A novel model for in vivo quantification of immediate liver perfusion impairment after pancreatic islet transplantation Lucie Kosinova, Alzbeta Patikova, Daniel Jirak, Andrea Galisova, Alzbeta Vojtiskova, et al. Islets, 2019 Instant Blood-Mediated Inflammatory Reaction (IBMIR) is a major cause of graft loss during pancreatic islet transplantation, leading to a low efficiency of this treatment method and significantly limiting its broader clinical use. Within the procedure, transplanted islets obstruct intrahepatic portal vein branches and consequently restrict blood supply of downstream lying liver tissue, resulting typically in ischemic necrosis.
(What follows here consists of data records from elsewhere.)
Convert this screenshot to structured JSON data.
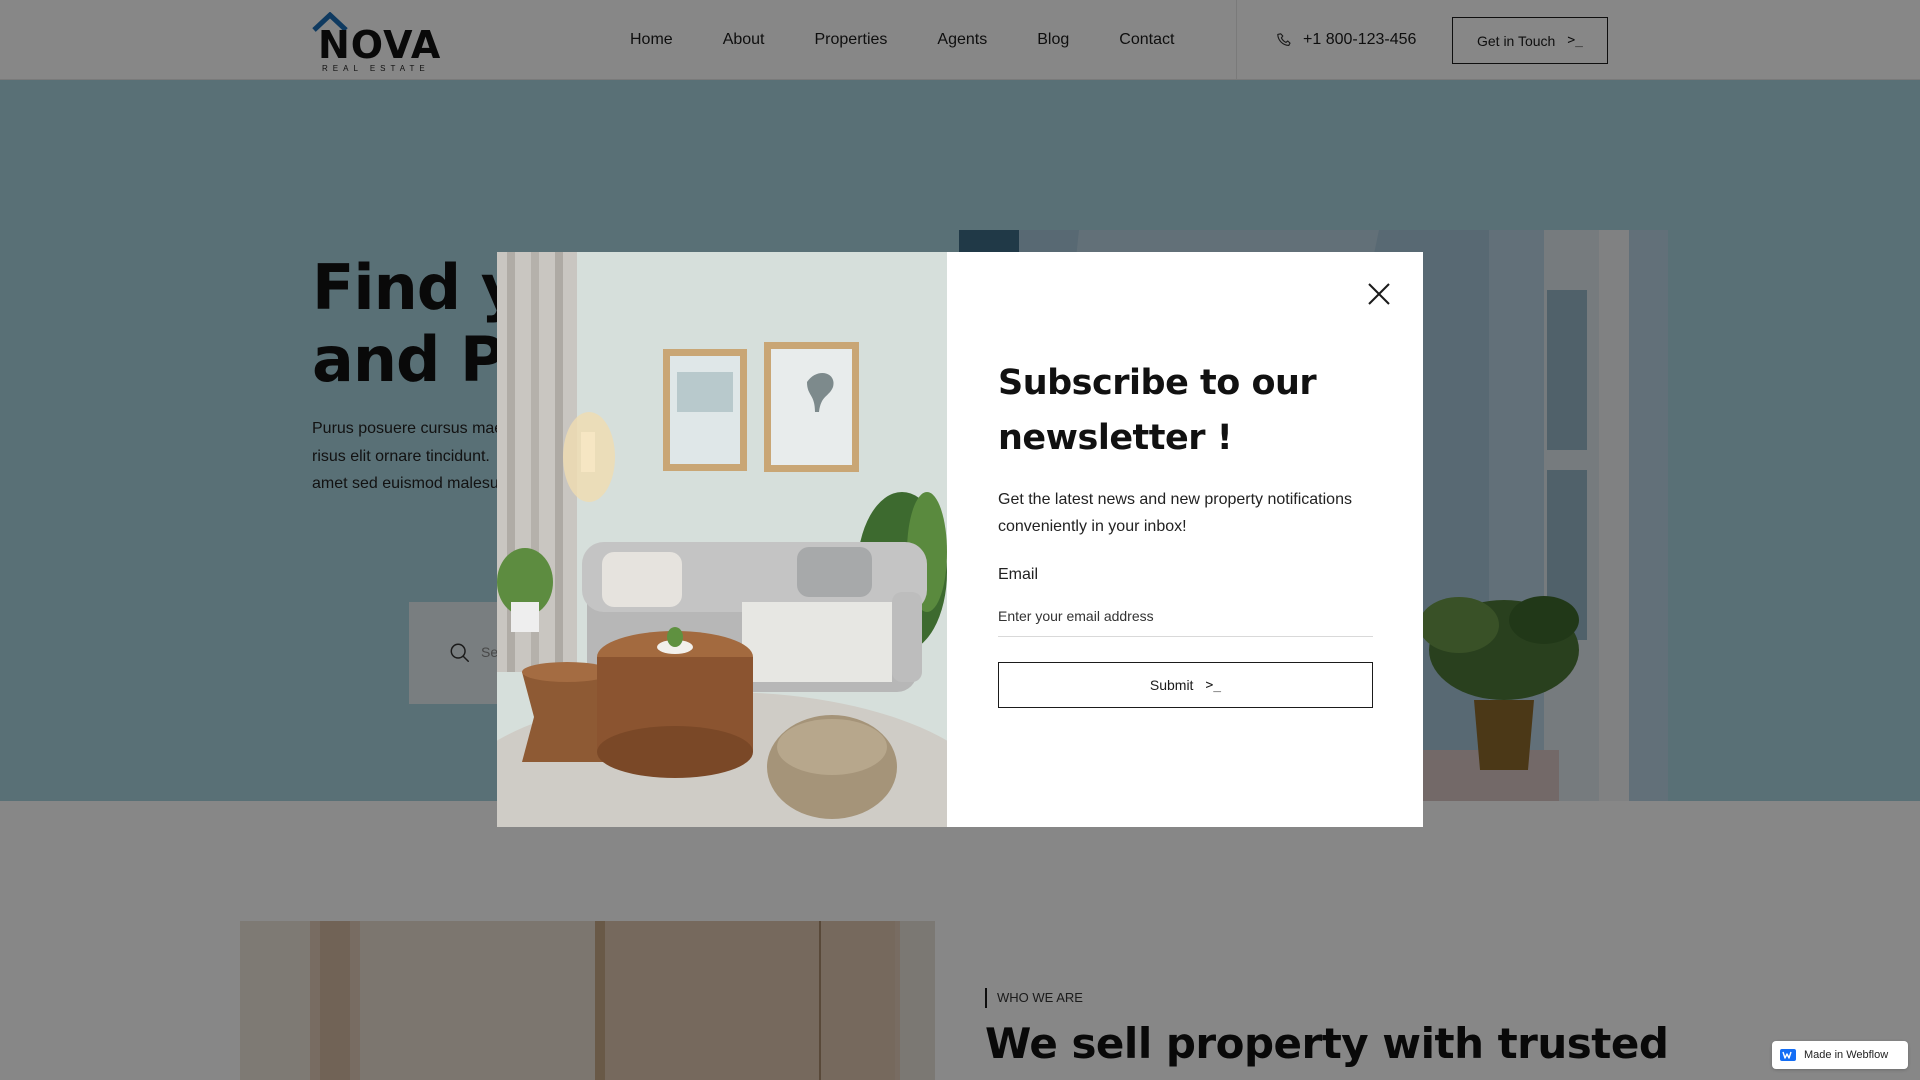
{
  "header": {
    "logo": {
      "word": "NOVA",
      "sub": "REAL ESTATE",
      "roof_color": "#1e6fb5"
    },
    "nav": [
      "Home",
      "About",
      "Properties",
      "Agents",
      "Blog",
      "Contact"
    ],
    "phone": "+1 800-123-456",
    "phone_icon": "phone-icon",
    "cta_label": "Get in Touch",
    "cta_icon": ">_"
  },
  "hero": {
    "title_line1": "Find yo",
    "title_line2": "and Pro",
    "text_line1": "Purus posuere cursus mae",
    "text_line2": "risus elit ornare tincidunt.",
    "text_line3": "amet sed euismod malesu",
    "search_placeholder": "Se",
    "search_icon": "search-icon",
    "background": "#a9d3df"
  },
  "about": {
    "tag": "WHO WE ARE",
    "title": "We sell property with trusted"
  },
  "modal": {
    "title_line1": "Subscribe to our",
    "title_line2": "newsletter !",
    "text": "Get the latest news and new property notifications conveniently in your inbox!",
    "email_label": "Email",
    "email_placeholder": "Enter your email address",
    "submit_label": "Submit",
    "submit_icon": ">_",
    "close_icon": "close-icon"
  },
  "badge": {
    "label": "Made in Webflow",
    "icon": "webflow-icon"
  }
}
The extent of ischemic lesions is influenced by mechanical obstruction and inflammation, as well as subsequent recanalization and regeneration capacity of recipient liver tissue. Monitoring of immediate liver perfusion impairment, which is directly related to the intensity of post-transplant inflammation and thrombosis (IBMIR), is essential for improving therapeutic and preventive strategies to improve overall islet graft survival. In this study, we present a new experimental model enabling direct quantification of liver perfusion impairment after pancreatic islet transplantation using ligation of hepatic arteries followed by contrast-enhanced magnetic resonance imaging (MRI). The ligation of hepatic arteries prevents the contrast agent from circumventing the portal vein obstruction and enables to discriminate between well-perfused and non-perfused liver tissue. Here we demonstrate that the extent of liver ischemia reliably reflects the number of transplanted islets. This model represents a useful tool for in vivo monitoring of biological effect of IBMIR-alleviating interventions as well as other experiments related to liver ischemia. This technical paper introduces a novel technique and its first application in experimental animals.